Adik kandung KH Abdurrahman Wahid (Gus Dur) ini kemudian mengulas upaya-upaya peminggiran Islam dalam catatan sejarah. “Dalam buku berjudul ‘The Idea of Indonesia, A History’ karya RE Elson, tidak ada tempat bagi Islam. Nama KH Hasyim Asy’ari, KH Ahmad Dahlan dan H Agus Salim tidak tertulis dalam buku itu. Buku karya Ricklefs juga bernada sama. Yang tertulis hanya nama HOS Tjokroaminoto,” tandasnya

Pada saat itu, imbuh Gus Sholah, pandangan kalangan luar terhadap pesantren dapat disimpulkan dari pidato Bung Karno saat mendapat gelar Doktor Honoris Causa dari IAIN Ciputat pada 1964. Dalam pidato tanpa teks, Bung Karno mengkritik pesantren dengan menyebutnya sebagai gudang besar yang tidak punya pintu dan jendela, sehingga terasa pengap dan apek.

Terhadap penilaian tersebut, Gus Sholah lalu mengutip pendapat Menteri Agama saat itu. “Menurut KH Saifuddin Zuhri (Menag saat itu), yang menganggap bahwa pesantren tidak punya jendela dan pintu adalah mereka yang tidak tahu di mana letak pintu dan jendela (pesantren) itu,” tegasnya, disambut tawa dan tepuk tangan hadirin.

Terkait tantangan ke depan, Gus Sholah melihat bahwa potensi pesantren dalam pendidikan amat besar, tetapi belum termanfaatkan dengan baik. “Ada potensi lain yang bisa dimanfaatkan tapi hampir belum tersentuh, yaitu dalam aspek ekonomi.

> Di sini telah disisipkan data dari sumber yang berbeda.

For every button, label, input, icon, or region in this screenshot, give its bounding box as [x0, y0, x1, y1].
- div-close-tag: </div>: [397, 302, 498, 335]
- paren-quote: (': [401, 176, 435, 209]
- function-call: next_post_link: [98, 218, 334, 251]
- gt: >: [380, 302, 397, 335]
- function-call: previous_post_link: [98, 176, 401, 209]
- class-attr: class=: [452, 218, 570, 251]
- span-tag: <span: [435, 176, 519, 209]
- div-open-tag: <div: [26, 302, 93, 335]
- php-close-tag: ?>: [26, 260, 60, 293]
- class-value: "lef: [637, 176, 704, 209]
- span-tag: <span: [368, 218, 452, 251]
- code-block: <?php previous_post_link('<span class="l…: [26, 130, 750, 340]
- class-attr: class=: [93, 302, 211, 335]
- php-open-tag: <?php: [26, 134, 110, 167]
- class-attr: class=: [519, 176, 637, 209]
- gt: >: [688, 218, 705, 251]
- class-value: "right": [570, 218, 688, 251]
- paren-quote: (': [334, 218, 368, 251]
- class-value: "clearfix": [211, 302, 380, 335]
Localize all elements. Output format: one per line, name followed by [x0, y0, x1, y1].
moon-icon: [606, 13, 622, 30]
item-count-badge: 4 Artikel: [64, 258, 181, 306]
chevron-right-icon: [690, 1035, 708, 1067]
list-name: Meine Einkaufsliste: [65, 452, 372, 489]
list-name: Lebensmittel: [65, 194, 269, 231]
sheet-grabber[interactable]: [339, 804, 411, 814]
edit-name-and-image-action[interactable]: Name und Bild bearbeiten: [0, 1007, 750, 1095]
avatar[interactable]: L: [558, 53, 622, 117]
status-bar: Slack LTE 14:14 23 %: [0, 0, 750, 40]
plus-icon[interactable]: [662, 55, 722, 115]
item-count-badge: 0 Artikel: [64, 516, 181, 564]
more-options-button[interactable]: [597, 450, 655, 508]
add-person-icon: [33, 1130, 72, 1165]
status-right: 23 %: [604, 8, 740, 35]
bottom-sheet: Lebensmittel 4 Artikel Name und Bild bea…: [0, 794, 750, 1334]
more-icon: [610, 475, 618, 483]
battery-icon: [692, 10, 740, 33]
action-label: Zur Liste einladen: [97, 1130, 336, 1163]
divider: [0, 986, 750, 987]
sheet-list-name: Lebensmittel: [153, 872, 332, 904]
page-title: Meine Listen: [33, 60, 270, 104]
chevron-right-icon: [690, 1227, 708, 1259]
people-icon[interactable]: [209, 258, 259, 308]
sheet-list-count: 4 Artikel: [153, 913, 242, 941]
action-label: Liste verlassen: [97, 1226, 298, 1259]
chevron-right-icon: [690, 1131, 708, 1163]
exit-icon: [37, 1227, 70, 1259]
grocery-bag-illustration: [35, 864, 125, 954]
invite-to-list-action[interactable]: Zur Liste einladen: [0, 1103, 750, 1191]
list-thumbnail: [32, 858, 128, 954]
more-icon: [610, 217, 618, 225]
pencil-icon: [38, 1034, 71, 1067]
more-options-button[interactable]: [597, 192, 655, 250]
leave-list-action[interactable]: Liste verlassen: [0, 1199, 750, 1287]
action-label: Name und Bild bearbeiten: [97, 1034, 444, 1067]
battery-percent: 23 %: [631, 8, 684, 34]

Inilah salah satu potensi yang akan menjadi bidang garapan dari YP3I dan pihak lain,” tandas lulusan Institut Teknologi Bandung (ITB) ini.

Potensi lain yang dimiliki pesantren adalah ajaran wasatiyah (moderatisme) yang diajarkan sejak awal penyebaran Islam di wilayah nusantara. “Islam rahmatan lil alamin yang membuat Islam dan paham kebangsaan (Indonesia) bisa terpadu dan tidak memicu konflik, seperti di banyak negara Timur Tengah,” tandasnya.

Di akhir pidatonya, Gus Sholah menyoroti hubungan Islam dan negara yang mulai terganggu sejak 2016. Baik karena kasus Al-Maidah maupun adanya anggapan bahwa pemerintah memberi angin kepada keluarga PKI dan yang dianggap. “Muncul anggapan, kalau tidak memilih kepala daerah (dan mungkin kepala negara) nonmuslim, maka keindonesiaan, kebhinekaan dan kepancasilaan kita diragukan,” pungkasnya.

Selain diisi orasi Gus Sholah, deklarasi YP3I juga dimeriahkan dengan seminar yang dihadiri oleh Ketua Otoritas Jasa Keuangan (OJK) Muliaman D. Haddad dan Sekjen Kementerian Agama Nur Syam. Juga pameran produk unggulan dari berbagai pesantren di Indonesia.

Beberapa kiai dan cendekiawan terkemuka yang tampak hadir antara lain Ketua MUI Jatim KH Abdusshomad Buchori, Wakil Rais Syuriah PWNU Jatim KH Sholeh Qosim, Imam Besar Masjid Al-Akbar KH Ahmad Zahro, pengurus Masjid Istiqlal KH Muzammil Basuni, Pengasuh Pesantren Darunnajah Jakarta Shofwan Manaf dan Rektor Universitas Darussalam Gontor KH Fathullah Amal Zarkasyi.

Juga, Ketua Umum YP3I Marzuki Alie dan Presiden Indonesian Islamic Business Forum (IIBF) Heppy Trenggono.